Workshop ini diisi oleh tiga pembicara, yaitu Laura Lesmana Wijaya sebagai Ketua Pusat Bahasa Isyarat Indonesia, Dhita Indriyanti sebagai Pengajar Bahasa Isyarat, dan Myrna Mustika Sari. Ketiganya memperkenalkan diri dengan bahasa isyarat.

Myrna dan Dhita pertama kali memperkenalkan alfabet menggunakan bahasa isyarat. Satu-persatu peserta diminta untuk maju mempraktikkan di depan peserta lainnya.

Kemudian mereka berdua mengajarkan cara bertanya dan memperkenalkan diri menggunakan bahasa isyarat. Lalu Laura Wijaya membawakan materi mengenai orang tuli. Menurut Laura, orang tuli itu bukanlah sakit tapi mereka hanya berbeda. Jika orang biasa memanggil lawan bicara dengan nama, mereka memanggil lawan bicaranya dengan menepuk pundaknya.

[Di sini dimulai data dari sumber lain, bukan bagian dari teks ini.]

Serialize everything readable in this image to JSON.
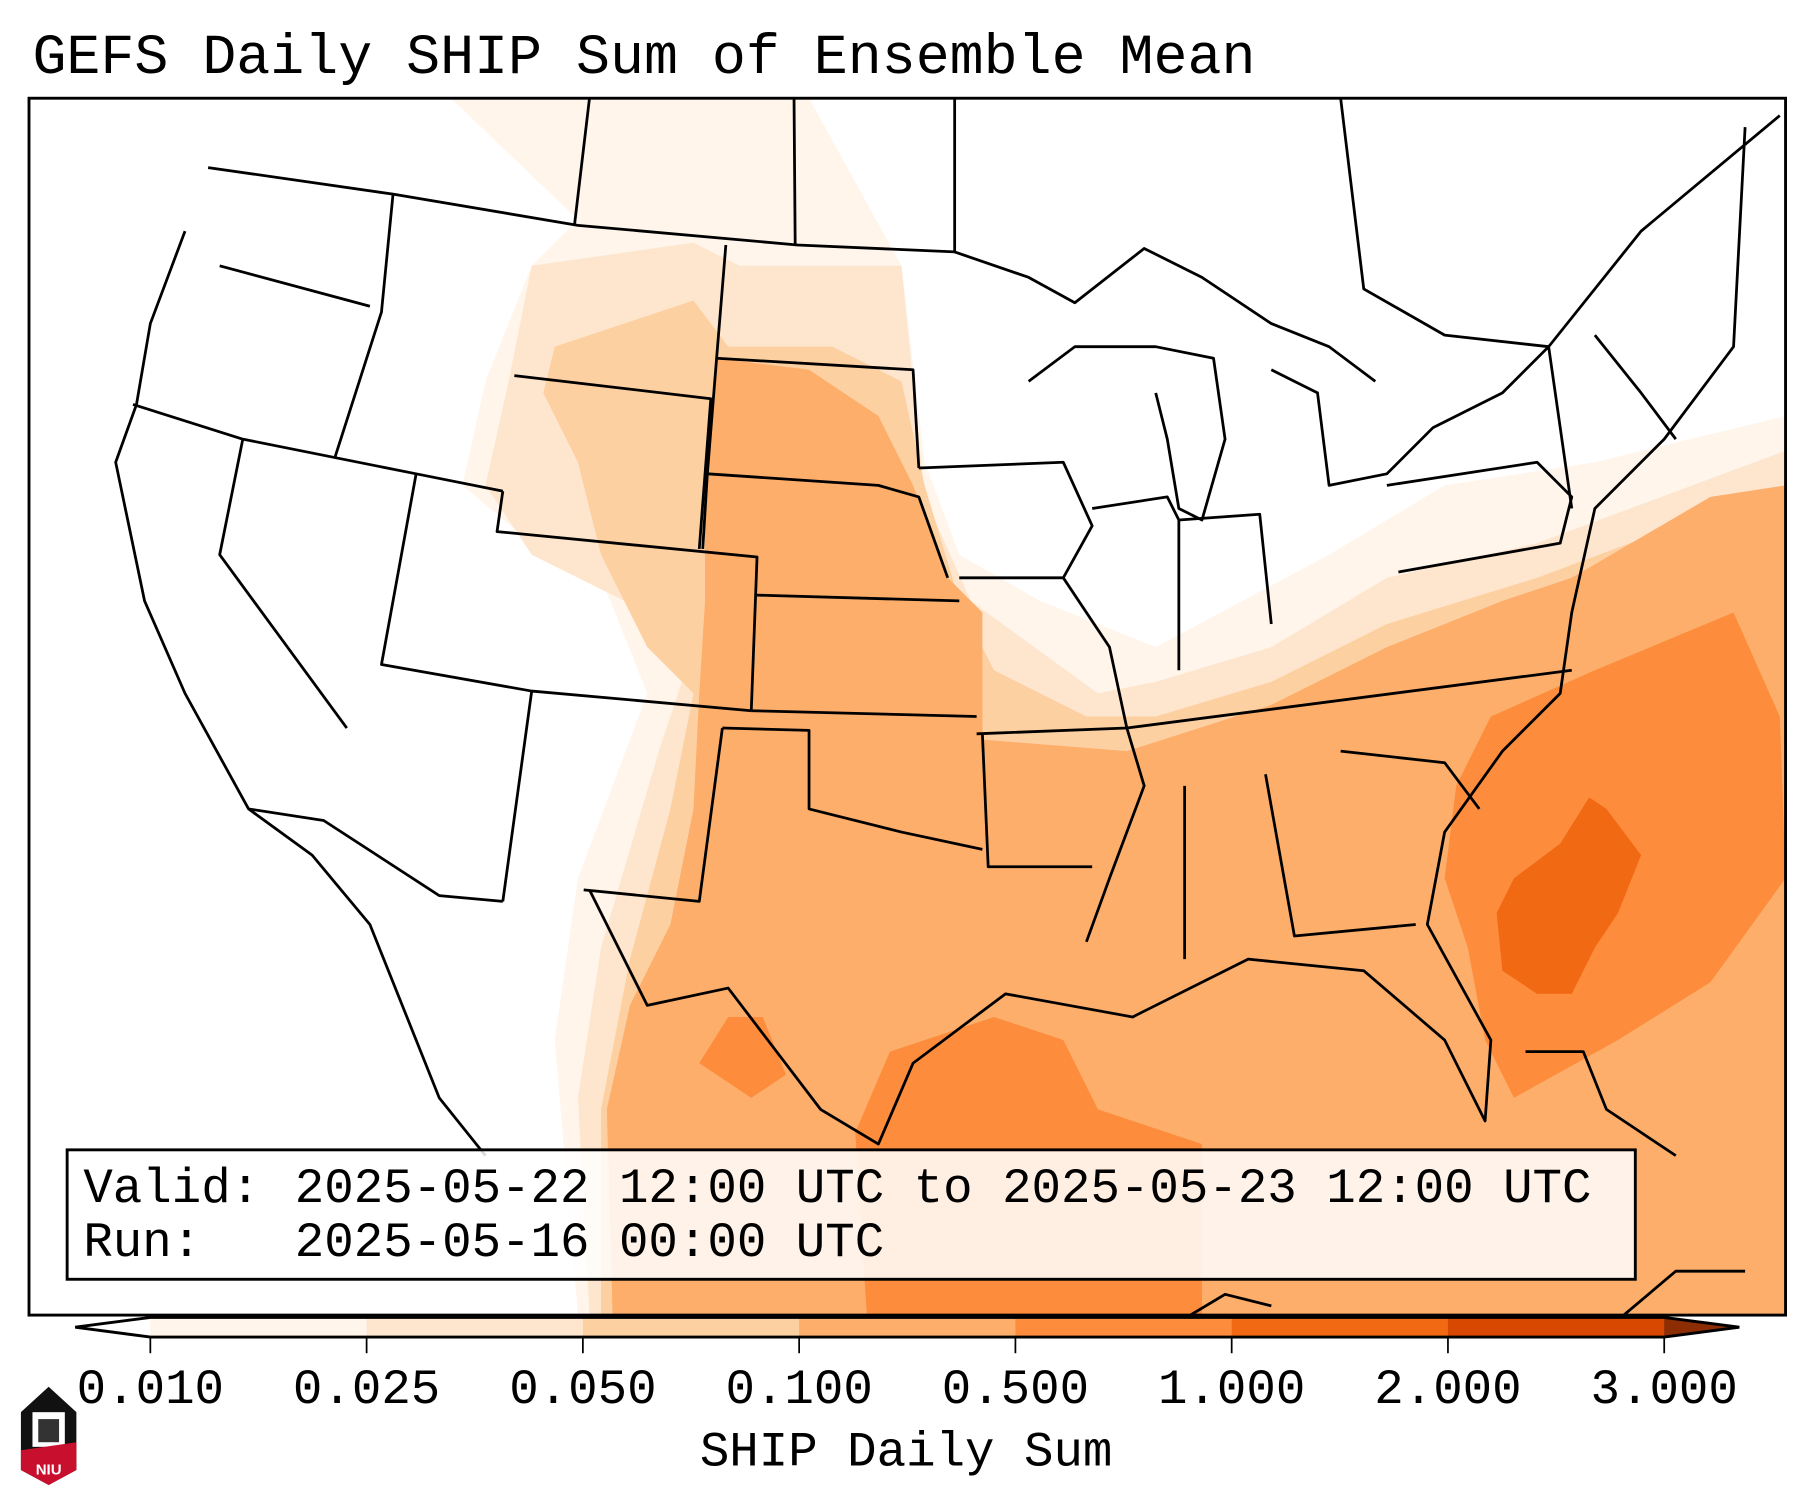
{
  "title": "GEFS Daily SHIP Sum of Ensemble Mean",
  "info_box": {
    "valid_label": "Valid:",
    "valid_value": "2025-05-22 12:00 UTC to 2025-05-23 12:00 UTC",
    "run_label": "Run:",
    "run_value": "2025-05-16 00:00 UTC"
  },
  "colorbar": {
    "label": "SHIP Daily Sum",
    "ticks": [
      "0.010",
      "0.025",
      "0.050",
      "0.100",
      "0.500",
      "1.000",
      "2.000",
      "3.000"
    ],
    "colors": [
      "#fff5eb",
      "#fee6ce",
      "#fdd0a2",
      "#fdae6b",
      "#fd8d3c",
      "#f16913",
      "#d94801"
    ],
    "extend_min_color": "#ffffff",
    "extend_max_color": "#8c2d04"
  },
  "logo": {
    "text": "NIU"
  }
}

“Mereka,” katanya, “bukannya tidak mau bicara namun akan jauh lebih efektif berkomunikasi menggunakan bahasa isyarat. Selain itu dalam berdiskusi mereka lebih suka dengan formasi duduk V, dengan begitu semua bisa melihat gerak bahasa isyarat.”

Bahasa isyarat adalah bahasa bahasa tubuh dan gerak bibir, bukannya suara untuk berkomunikasi. Dalam berkomunikasi, biasanya mengkombinasikan bentuk tangan, orientasi dan gerak tangan, lengan, dan tubuh, serta ekspresi wajah untuk mengungkapkan maksud pesannya.